8. Remove the chicken from the oil and allow it to drain. The temperature on the bird should be close to 160F. If you don’t have a thermometer, the color on the chicken should be slightly darker than what you see at popular fried chicken places, but not burnt. Let rest for at least 10 min. Serve hot or cold. Enjoy!


  1. God, that looks GORGEOUS – I’m from the South and grew up making/eating home-fried chicken, but this variation looks amazing. I’m definitely going to try it the next time I fry! (I’ve already cast my vote for you guys, btw – the blog is LOVELY. The photos are delicious, the stories and concept engaging, and the recipes absolutely right on. Well done!)

  2. I’ve always loved munching on pistachios but since I’ve been in Sicily, I’ve learned that there are so many different ways to enjoy them! Thanks for sharing yet another great way to enjoy one of my favorite nuts! I think I’ll save this one for my when my husband returns from deployment…he’ll be in heaven! Check out one my recent posts if you’re interested in a pistacchio pasta sauce recipe 🙂

  3. I feel like chicken tonight, like chicken tonight! 🙂

  4. How do you think this would come out if it was baked? I don’t fry anything, but love the texture, tough thing to get otherwise. AND I love pistachios!!!

  5. I think I came across your site by accident, but it certainly caught my eye as I love chicken cooked this way, (Pistachio fried chicken.) However on your recipe you have 2 small photos covering information about the recipe, I could not move these photos and wonder if you could e-mail those details, thank you for a very enjoyable site.

    Ray Crawford

  6. I’d be happy to email you Ray. But you can click abobe where it says so, and the recipe has a PDF file that gives the direction. If you are having problems, feel free to email me at myhusbandcooks@gmail.com.

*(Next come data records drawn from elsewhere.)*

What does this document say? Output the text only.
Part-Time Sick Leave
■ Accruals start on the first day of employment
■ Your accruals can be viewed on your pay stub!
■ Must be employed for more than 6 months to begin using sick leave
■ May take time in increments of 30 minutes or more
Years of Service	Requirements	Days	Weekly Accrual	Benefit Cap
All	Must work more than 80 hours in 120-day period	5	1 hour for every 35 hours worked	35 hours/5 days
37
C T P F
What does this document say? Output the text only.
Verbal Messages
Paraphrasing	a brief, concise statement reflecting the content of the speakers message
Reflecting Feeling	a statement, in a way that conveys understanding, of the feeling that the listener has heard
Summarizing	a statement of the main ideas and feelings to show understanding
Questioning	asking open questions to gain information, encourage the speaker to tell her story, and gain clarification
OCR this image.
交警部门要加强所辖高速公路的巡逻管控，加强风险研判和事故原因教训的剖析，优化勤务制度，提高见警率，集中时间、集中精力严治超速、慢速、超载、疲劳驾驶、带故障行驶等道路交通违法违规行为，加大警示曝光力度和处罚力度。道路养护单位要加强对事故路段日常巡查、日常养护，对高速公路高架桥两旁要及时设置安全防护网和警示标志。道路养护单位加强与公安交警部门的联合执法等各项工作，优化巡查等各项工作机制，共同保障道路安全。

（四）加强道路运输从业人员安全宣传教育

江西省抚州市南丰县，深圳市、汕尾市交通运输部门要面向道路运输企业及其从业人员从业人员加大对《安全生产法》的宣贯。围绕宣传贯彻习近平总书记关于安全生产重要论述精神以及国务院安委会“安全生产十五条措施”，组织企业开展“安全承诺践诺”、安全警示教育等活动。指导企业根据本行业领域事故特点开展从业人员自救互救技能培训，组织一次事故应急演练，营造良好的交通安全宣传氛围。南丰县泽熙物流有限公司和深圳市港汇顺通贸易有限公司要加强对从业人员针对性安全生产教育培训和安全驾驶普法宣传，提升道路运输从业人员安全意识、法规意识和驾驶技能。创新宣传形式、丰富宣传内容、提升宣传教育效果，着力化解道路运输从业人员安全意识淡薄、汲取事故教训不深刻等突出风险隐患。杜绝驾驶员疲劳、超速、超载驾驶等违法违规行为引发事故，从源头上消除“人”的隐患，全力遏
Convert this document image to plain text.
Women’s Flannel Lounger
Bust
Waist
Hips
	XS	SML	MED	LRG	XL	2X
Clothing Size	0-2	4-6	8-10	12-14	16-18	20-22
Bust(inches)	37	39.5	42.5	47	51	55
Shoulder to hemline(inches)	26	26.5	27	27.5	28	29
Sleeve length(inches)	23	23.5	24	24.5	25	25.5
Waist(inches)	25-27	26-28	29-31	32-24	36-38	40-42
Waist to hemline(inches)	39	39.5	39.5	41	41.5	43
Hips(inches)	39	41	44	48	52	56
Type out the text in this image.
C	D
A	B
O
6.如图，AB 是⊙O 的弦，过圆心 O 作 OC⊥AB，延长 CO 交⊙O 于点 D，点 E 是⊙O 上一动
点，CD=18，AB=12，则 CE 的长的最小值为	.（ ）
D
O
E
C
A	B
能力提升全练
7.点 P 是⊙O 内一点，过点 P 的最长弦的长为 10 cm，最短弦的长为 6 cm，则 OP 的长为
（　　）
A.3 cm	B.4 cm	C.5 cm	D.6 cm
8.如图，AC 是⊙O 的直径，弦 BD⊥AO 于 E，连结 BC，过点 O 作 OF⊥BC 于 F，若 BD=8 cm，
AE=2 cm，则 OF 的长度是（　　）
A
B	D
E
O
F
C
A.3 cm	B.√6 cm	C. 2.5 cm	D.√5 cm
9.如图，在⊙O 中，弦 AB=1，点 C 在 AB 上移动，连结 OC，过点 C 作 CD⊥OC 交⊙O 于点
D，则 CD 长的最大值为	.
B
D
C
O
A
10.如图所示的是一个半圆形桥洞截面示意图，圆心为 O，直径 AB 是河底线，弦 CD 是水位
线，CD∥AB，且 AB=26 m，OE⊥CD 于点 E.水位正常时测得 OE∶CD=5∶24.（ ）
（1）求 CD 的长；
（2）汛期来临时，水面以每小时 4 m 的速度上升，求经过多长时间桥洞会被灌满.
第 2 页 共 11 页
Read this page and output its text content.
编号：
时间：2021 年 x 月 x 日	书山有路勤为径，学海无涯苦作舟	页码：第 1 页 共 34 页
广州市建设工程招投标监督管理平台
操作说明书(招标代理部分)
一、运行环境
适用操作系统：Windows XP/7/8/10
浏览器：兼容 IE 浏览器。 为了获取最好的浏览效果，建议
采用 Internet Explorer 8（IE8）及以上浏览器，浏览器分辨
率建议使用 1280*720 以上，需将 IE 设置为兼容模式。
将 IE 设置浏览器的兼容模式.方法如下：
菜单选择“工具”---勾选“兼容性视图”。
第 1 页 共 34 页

  7. I can’t understand why you don’t have good results frying your own chicken as its so simple to make is you stick to the basics. I also must add that the Pistachio Fried Chicken sounds unreal..almost too good to be true and what a great idea! I’ll have to try it.
    Your basic fried chicken doesn’t need to be dipped or rolled in liquids before frying. I learned how to make great chicken from a professional Chef from Thibideaux, Lousiana. So for you, this is her simple recipe.
    Put about a 1/2 inch of corn oil in a frying pan and heat over a medium-high heat.
    Roll your clean and dried chicken in a combination of flour, pepper and salt. Once thoroughly coated, place the chicken in the oil, making sure that the other pieces don’t touch while frying. Fry for 10 minutes on one side and then turn the chicken over for about 12 more minutes, making sure to move the chicken around the pan after it fries in one spot every four or five minutes. Drain the chicken pieces on paper towels or on a brown bag and serve! Its as simple as that. You’ll have a lovely crispy coating, without any oily flavor and I’m sure you’ll like this as much as any other over-dipped milk/egg/floured recipe.

    By the way, I did make Bert’s Chicken after seeing Paula’s show. The chicken was good but it seemed like a waste to have to throw out the eggs after having raw chicken sit in it while in the fridge.
    Now I have to make some pistachio flour as I’m trying your recipe next! Wish me luck!